Durante muito tempo, as empresas enxergaram o departamento jurídico como uma área dedicada à solução de conflitos e acompanhamento de litígios. Contudo, esse panorama tem se transformado. Através da crescente complexidade regulatória e exigência de uma gestão de riscos eficaz, os profissionais do Direito atuam ativamente nas decisões que definem os rumos das organizações.
Para Marcelo Camargo, sócio da Agrifoglio Vianna, especialista em Direito Securitário e com MBA em Direito Empresarial Econômico na FGV, essa transformação é especialmente evidente no mercado de seguros, onde o planejamento jurídico influencia diretamente a sustentabilidade do negócio.
“O jurídico interno deixou de ser apenas um apoio ao gestor, um custo decorrente da gestão de demandas que chegam ou que precisam ser ajuizadas, bem como a gestão dos prestadores terceirizados. Agora o interno precisa atuar de forma estratégica junto à alta gestão, no sentido de antecipar necessidades e situações de risco, identificar gargalos internos, e acima de tudo projetar o custo judicial de modo amplo e no longo prazo, especialmente no mercado de seguros em que as companhias atuam de modo regulado, precisam fazer o provisionamento das ações judiciais junto à Susep.“
Conforme apontado por Marcelo, às empresas que mantêm o departamento atuando de forma puramente reativa tendem a enfrentar dificuldades no ritmo das transformações do mercado.

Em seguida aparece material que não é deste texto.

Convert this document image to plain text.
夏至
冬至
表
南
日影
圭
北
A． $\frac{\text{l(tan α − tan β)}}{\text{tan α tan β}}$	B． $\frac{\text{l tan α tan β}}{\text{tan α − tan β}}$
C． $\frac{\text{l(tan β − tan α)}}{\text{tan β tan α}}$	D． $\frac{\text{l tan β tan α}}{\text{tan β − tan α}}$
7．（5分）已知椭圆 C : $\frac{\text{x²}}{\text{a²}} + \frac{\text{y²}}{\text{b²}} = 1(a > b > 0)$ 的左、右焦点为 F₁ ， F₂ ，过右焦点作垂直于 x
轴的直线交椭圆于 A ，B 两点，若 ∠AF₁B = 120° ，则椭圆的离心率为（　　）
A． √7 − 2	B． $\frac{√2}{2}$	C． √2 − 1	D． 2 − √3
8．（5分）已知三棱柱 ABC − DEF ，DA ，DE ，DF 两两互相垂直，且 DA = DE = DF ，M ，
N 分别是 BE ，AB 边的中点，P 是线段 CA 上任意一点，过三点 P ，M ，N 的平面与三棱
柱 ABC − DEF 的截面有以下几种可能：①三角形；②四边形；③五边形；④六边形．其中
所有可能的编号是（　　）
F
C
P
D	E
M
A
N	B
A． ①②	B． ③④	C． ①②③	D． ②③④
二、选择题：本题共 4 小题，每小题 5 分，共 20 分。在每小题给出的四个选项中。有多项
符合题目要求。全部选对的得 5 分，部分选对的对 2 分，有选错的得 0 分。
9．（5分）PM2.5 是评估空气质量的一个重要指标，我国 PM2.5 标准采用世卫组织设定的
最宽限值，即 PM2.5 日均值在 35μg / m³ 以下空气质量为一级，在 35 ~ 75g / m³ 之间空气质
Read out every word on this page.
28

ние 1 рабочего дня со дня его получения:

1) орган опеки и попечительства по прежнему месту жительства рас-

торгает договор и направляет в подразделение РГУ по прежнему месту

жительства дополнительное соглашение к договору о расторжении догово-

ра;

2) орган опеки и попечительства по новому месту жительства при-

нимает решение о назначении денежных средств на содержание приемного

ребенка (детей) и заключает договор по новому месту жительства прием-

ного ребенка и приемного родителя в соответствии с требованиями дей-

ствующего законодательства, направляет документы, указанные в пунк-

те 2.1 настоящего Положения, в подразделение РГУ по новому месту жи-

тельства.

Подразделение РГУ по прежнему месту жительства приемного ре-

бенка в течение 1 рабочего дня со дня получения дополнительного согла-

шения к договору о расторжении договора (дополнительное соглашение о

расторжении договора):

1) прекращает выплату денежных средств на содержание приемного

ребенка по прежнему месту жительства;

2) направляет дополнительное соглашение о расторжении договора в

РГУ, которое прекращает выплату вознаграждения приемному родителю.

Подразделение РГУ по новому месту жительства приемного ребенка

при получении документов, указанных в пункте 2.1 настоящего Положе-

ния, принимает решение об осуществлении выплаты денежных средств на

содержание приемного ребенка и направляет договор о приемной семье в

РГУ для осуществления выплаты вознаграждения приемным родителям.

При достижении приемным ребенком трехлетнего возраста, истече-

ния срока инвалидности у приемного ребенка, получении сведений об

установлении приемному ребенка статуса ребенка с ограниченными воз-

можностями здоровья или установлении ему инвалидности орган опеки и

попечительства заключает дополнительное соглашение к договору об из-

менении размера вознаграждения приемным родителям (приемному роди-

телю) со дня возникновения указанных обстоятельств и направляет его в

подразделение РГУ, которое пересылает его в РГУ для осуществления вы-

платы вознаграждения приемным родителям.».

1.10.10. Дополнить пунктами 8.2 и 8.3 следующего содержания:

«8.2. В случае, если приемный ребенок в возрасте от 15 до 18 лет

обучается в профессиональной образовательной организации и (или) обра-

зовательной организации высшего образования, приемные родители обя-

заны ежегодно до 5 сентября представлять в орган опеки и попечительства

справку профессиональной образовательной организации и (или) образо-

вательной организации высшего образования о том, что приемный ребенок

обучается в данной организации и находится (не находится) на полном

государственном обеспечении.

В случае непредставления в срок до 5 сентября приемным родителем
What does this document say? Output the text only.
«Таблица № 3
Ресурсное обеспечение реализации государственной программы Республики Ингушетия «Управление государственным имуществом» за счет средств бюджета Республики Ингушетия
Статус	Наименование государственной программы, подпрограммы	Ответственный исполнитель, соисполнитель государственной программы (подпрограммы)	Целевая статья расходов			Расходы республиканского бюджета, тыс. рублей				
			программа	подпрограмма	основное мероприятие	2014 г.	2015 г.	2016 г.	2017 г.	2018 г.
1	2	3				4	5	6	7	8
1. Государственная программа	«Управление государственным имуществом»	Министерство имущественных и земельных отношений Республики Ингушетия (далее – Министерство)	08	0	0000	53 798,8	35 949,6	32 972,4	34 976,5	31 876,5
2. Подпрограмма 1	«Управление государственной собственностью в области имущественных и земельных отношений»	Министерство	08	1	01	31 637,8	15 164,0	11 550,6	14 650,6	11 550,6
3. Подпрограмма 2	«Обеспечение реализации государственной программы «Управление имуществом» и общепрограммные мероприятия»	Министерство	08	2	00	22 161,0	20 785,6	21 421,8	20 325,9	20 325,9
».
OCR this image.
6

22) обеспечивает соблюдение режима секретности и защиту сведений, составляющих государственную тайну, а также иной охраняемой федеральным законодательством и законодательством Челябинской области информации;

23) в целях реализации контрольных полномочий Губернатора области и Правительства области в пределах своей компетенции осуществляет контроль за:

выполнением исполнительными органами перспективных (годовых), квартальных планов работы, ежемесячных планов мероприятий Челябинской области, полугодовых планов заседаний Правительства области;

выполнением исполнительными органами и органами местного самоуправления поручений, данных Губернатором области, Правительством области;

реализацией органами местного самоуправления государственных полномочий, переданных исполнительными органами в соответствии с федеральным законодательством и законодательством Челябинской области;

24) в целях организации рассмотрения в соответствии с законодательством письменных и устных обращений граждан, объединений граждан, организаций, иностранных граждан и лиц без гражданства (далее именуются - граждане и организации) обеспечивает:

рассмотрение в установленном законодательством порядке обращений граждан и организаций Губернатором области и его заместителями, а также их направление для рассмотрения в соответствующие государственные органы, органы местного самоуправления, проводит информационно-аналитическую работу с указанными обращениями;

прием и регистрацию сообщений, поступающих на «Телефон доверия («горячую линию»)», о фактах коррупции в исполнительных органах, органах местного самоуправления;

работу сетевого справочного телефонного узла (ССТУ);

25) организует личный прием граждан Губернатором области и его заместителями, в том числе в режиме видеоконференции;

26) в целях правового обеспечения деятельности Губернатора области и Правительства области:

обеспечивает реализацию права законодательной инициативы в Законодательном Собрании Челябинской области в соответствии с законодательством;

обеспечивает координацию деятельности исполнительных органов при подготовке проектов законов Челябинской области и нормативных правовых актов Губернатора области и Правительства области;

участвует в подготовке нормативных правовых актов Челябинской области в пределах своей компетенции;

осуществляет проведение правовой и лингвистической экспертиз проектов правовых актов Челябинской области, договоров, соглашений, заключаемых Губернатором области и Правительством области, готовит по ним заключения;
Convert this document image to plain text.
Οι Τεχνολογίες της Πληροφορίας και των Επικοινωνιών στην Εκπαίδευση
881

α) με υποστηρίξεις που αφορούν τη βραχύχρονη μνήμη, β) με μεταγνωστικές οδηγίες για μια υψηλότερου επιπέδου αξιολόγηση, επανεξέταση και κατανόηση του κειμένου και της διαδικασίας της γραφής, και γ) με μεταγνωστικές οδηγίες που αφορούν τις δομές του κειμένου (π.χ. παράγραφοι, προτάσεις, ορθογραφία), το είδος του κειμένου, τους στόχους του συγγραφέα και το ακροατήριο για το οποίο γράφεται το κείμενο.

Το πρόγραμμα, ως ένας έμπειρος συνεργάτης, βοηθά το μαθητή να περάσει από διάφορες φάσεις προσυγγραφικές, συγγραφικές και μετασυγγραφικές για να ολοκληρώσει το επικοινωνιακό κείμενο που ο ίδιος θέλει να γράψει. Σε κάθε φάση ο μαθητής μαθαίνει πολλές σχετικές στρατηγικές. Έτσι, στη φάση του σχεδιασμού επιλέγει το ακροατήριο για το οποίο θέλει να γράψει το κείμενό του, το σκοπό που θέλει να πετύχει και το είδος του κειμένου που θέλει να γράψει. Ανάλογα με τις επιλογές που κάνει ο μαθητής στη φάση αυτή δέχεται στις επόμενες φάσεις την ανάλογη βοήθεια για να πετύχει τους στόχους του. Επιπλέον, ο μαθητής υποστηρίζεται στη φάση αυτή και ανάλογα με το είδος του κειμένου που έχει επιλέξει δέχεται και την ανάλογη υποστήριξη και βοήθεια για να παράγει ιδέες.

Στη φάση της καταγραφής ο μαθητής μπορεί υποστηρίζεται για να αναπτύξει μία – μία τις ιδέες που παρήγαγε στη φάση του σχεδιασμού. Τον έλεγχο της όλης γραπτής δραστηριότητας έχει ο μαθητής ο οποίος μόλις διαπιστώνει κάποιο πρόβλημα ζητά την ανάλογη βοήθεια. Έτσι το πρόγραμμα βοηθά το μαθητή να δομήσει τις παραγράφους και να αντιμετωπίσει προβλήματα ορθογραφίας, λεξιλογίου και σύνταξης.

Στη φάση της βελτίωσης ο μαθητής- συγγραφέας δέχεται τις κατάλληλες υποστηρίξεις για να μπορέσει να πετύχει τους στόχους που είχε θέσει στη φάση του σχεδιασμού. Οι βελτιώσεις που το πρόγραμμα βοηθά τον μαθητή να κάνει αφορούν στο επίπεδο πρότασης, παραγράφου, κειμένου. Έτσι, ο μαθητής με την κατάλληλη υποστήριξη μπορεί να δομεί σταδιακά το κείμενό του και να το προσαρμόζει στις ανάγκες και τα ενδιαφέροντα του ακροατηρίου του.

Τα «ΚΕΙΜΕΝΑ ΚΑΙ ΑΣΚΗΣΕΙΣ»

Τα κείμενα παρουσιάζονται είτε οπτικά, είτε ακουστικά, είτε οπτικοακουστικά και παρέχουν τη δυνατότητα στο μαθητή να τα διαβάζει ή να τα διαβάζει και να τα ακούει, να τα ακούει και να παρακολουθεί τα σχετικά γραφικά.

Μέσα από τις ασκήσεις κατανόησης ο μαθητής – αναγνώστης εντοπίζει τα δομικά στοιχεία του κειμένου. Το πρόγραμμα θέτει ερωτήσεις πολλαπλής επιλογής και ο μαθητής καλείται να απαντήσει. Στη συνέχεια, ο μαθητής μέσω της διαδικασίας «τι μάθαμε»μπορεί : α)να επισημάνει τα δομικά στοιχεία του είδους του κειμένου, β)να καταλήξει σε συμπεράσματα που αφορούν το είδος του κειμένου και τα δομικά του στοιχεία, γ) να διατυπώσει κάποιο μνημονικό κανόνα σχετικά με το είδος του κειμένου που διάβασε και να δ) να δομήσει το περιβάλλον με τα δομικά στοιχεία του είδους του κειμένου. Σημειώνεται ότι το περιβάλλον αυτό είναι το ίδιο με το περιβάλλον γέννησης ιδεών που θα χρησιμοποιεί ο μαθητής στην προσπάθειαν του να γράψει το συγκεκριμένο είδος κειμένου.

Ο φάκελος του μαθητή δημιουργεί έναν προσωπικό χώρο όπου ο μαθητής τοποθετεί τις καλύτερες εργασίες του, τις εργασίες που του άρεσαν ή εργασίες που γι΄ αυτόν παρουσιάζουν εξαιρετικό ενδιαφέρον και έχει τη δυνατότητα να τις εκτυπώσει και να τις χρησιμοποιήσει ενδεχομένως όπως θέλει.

“O risco é o de estar sempre no modo responsivo, aquela sensação de estar apagando incêndio todo o dia. O ideal é ter uma atuação estratégica e alinhada com as demais áreas, antecipando situações, tudo conforme a estratégia da empresa para os próximos anos. Se a previsão é o crescimento das vendas, diversificação de produtos, o jurídico precisa estar preparado para um aumento de demandas. Se a estratégia envolve a aquisição de outras empresas, o jurídico precisa estar preparado para fazer o acompanhamento da due diligence. Acima de tudo, precisa conhecer o negócio e a cultura da empresa.“
Essa proximidade permite que o conhecimento jurídico seja incorporado desde o início das decisões estratégicas, e não apenas na etapa final dos projetos.”A atuação ideal envolve a participação direta do jurídico como um conselheiro permanente da gestão. Muitas vezes uma nova iniciativa chega ao departamento apenas para saber se ela é legalmente possível. Mas, se o jurídico estivesse presente desde a concepção da ideia, poderia contribuir com soluções, reduzir riscos e até acelerar o desenvolvimento do projeto.“
Buscando ilustrar essa mudança de mentalidade, o especialista relembra uma frase que ouviu de um executivo: “Certa vez, ouvi de um CEO de uma importante empresa do ramo imobiliário: ‘Não chamo o advogado para saber se posso fazer, mas, sim, para saber como.‘”
Due diligence ganha protagonismo
Outro movimento observado por Camargo é o crescimento da atuação jurídica em operações de fusões e aquisições (M&A), especialmente diante da necessidade de identificar riscos ocultos antes da conclusão dos negócios.
“A atuação especializada nesse mercado é indispensável. Ainda vemos aquisições em que a fase de diligência não consegue identificar riscos importantes, sejam judiciais ou operacionais. Já houve casos em que empresas adquiridas tiveram toda a operação comprometida por falhas em sistemas essenciais, como emissão de boletos, gerando meses de paralisação e prejuízos expressivos.“
A presença na mesa de decisões estratégicas é um diferencial de mercado, superando o status de mera tendência corporativa. O envolvimento da área desde a fase de planejamento permite mitigar contingências, além de conferir segurança, agilidade e sustentabilidade ao crescimento das companhias.